La vérité sur “Dix petits nègres”, Pierre Bayard (par Sylvie Ferrando)
La vérité sur “Dix petits nègres”, janvier 2019, 176 pages, 16 €
Ecrivain(s): Pierre Bayard Edition: Les éditions de MinuitLigne à ligne, chapitre après chapitre, Pierre Bayard décortique l’un des chefs-d’œuvre de la littérature policière, Dix petits nègres, rédigé par l’un des maîtres du genre, Agatha Christie, en revenant sur la solution trouvée par l’auteure – et acceptée sans broncher par tous les lecteurs depuis la parution du livre en 1939 – et en proposant une nouvelle interprétation et un nouveau meurtrier.
Ce n’est pas son premier essai. Bayard s’est déjà penché sur d’autres textes d’Agatha Christie ou de sir Arthur Conan Doyle qui représentent des prouesses en matière de roman policier, comme Le meurtre de Roger Ackroyd, où le récit en « je » est narré par le criminel, sans qu’on connaisse avant la fin sa responsabilité dans les assassinats, ou encore Le chien des Baskerville, dans lequel un chien monstrueux est le supposé auteur de meurtres familiaux sur la lande anglaise.
Le « délire d’interprétation » est ici porté à son comble puisque Bayard, sans réécrire le roman, en propose, par le truchement de son « nouveau » criminel, une relecture correctrice que la plasticité de la fiction autorise. Bayard se glisse dans les interstices de la diégèse, explore les zones d’ombre de la narration et modifie la donne ou plutôt les relations de causalité qui mènent à la culpabilité du personnage, en choisissant un coupable différent de celui de l’auteur d’origine, et en justifiant ce choix.

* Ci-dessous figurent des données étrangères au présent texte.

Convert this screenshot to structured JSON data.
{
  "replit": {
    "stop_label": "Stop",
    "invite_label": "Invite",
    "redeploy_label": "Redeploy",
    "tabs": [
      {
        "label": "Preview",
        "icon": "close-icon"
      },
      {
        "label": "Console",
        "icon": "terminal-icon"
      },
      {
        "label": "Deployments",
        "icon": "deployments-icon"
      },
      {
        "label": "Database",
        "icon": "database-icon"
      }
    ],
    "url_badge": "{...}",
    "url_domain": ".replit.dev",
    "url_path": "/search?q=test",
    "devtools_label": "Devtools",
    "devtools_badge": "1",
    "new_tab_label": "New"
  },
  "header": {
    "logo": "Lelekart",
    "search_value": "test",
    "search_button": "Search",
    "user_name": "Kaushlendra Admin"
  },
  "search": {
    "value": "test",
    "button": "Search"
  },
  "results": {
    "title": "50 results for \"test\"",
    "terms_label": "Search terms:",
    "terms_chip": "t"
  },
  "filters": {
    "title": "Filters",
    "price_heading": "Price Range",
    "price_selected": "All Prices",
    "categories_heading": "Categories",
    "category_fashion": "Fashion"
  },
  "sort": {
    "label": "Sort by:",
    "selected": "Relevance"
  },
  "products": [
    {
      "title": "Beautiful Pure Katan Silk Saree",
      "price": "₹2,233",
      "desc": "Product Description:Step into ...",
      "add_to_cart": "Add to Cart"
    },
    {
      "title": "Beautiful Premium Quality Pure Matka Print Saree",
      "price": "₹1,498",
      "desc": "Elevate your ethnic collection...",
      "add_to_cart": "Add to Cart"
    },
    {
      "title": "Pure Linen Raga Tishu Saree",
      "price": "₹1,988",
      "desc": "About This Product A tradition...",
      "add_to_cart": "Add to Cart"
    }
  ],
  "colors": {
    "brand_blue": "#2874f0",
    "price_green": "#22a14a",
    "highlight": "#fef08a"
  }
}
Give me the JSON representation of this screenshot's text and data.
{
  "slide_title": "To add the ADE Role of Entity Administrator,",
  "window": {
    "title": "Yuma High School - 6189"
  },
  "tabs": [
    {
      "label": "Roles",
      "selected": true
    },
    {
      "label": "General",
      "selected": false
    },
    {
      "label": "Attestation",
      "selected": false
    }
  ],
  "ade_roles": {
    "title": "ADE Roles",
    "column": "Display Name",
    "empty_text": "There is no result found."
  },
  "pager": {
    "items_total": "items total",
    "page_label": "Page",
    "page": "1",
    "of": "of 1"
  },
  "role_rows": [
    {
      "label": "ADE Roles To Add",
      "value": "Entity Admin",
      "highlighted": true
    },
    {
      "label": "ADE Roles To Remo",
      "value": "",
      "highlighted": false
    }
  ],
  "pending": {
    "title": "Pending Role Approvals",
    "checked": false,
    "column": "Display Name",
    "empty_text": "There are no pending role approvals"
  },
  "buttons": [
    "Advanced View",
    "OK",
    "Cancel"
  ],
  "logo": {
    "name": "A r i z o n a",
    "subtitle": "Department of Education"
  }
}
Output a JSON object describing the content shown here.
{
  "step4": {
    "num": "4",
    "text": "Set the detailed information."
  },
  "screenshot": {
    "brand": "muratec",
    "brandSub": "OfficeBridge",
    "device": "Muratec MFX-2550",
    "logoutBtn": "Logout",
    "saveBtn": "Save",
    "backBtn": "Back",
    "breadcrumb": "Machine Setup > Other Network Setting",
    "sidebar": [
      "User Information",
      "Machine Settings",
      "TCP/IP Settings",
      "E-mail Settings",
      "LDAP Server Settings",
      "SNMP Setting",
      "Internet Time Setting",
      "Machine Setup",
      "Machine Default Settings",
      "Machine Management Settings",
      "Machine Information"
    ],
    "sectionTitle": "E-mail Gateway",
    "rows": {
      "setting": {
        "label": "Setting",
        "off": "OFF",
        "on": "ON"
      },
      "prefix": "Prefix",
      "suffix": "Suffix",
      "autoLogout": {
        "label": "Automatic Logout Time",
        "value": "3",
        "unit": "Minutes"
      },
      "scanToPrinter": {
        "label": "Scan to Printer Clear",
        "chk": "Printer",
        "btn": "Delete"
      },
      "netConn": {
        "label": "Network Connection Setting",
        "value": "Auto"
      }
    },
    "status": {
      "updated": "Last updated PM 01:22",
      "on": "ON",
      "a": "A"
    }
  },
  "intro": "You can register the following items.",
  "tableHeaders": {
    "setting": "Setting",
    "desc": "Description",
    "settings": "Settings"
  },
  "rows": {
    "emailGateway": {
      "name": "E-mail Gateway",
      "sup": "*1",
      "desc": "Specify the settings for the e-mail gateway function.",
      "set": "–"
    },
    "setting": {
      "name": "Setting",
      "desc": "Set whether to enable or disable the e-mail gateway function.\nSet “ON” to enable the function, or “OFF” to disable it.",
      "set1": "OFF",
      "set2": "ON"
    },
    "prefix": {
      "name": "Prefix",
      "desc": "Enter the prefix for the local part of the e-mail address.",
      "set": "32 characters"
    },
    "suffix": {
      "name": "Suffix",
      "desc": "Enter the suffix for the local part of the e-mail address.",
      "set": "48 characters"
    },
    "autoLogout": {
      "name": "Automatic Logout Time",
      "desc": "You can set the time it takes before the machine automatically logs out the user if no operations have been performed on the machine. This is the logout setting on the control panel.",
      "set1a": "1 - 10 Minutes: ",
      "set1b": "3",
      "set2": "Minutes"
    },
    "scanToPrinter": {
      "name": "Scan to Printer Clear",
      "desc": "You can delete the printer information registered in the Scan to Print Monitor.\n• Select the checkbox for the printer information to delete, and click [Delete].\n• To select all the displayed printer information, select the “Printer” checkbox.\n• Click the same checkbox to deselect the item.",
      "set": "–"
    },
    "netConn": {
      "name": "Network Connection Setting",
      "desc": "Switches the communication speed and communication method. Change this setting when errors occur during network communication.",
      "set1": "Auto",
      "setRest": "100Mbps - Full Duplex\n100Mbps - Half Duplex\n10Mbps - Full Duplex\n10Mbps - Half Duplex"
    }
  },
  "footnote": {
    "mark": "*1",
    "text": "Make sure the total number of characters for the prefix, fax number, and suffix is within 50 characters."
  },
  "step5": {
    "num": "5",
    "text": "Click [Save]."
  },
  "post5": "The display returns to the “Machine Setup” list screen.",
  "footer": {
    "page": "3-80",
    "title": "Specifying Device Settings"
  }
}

Bayard s’informe très précisément sur les conditions de création du roman d’Agatha Christie. On y apprend que l’île du Nègre est inspirée de l’île de Burgh, dans le Devon, où l’auteure « aimait prendre ses vacances », avec les différences non négligeables que celle du roman est placée plus à distance de la côte et que la maison où les meurtres ont lieu est située sur la partie invisible de l’île depuis le village de Sticklehaven (Bigbury-on-Sea dans la « réalité »). Pour rétablir la vérité, Bayard forge un ingénieux parallèle entre Dix petits nègres et d’autres récits de chambre close (ici, une île close), comme Double assassinat dans la rue Morgue (Edgar Poe, 1841), La Bande mouchetée (Conan Doyle, 1892), Le Mystère de la chambre jaune (Gaston Leroux, 1907), ou encore, plus près de nous, La chambre ardente, Meurtre après la pluie, Passe-passe, Celui qui murmure ou Trois cercueils se refermeront de John Dickson Carr, le maître des énigmes de chambre close. Le type de lieu, le type de clôture du lieu et le type de procédé utilisé par l’assassin pour commettre son ou ses crimes sont tour à tour minutieusement étudiés à l’aune de ces autres romans, et de ceux d’Agatha Christie intitulés Meurtre au soleil et ABC contre Poirot, qui présentent certaines analogies avec l’intrigue de Dix petits nègres. L’heure du crime, la succession des meurtres et les conditions météorologiques sont en effet décisives pour modifier la solution et faire du juge Wargrave non plus le meurtrier, mais une victime comme les autres. Il s’agit de relever les « illusions d’optique » ou autres biais cognitifs qui nous font accepter sans rechigner des invraisemblances ou incohérences narratives parce que l’auteur le dit et que, de plus, il manipule notre attention en l’attirant sur des éléments finalement peu significatifs. Ce en quoi Bayard s’érige en un second manipulateur.
A la manière du juge Wargrave, qui clôt le roman d’origine par une lettre en « je », c’est le nouveau criminel qui de bout en bout prend la parole pour donner la version véridique du roman. « Je rêvais d’une autre existence, recommencée à zéro, et il était nécessaire que je sois officiellement mort ». Qui suis-je ? Cette patiente déconstruction puis reconstruction de l’œuvre passionnera tous les amateurs de romans policiers.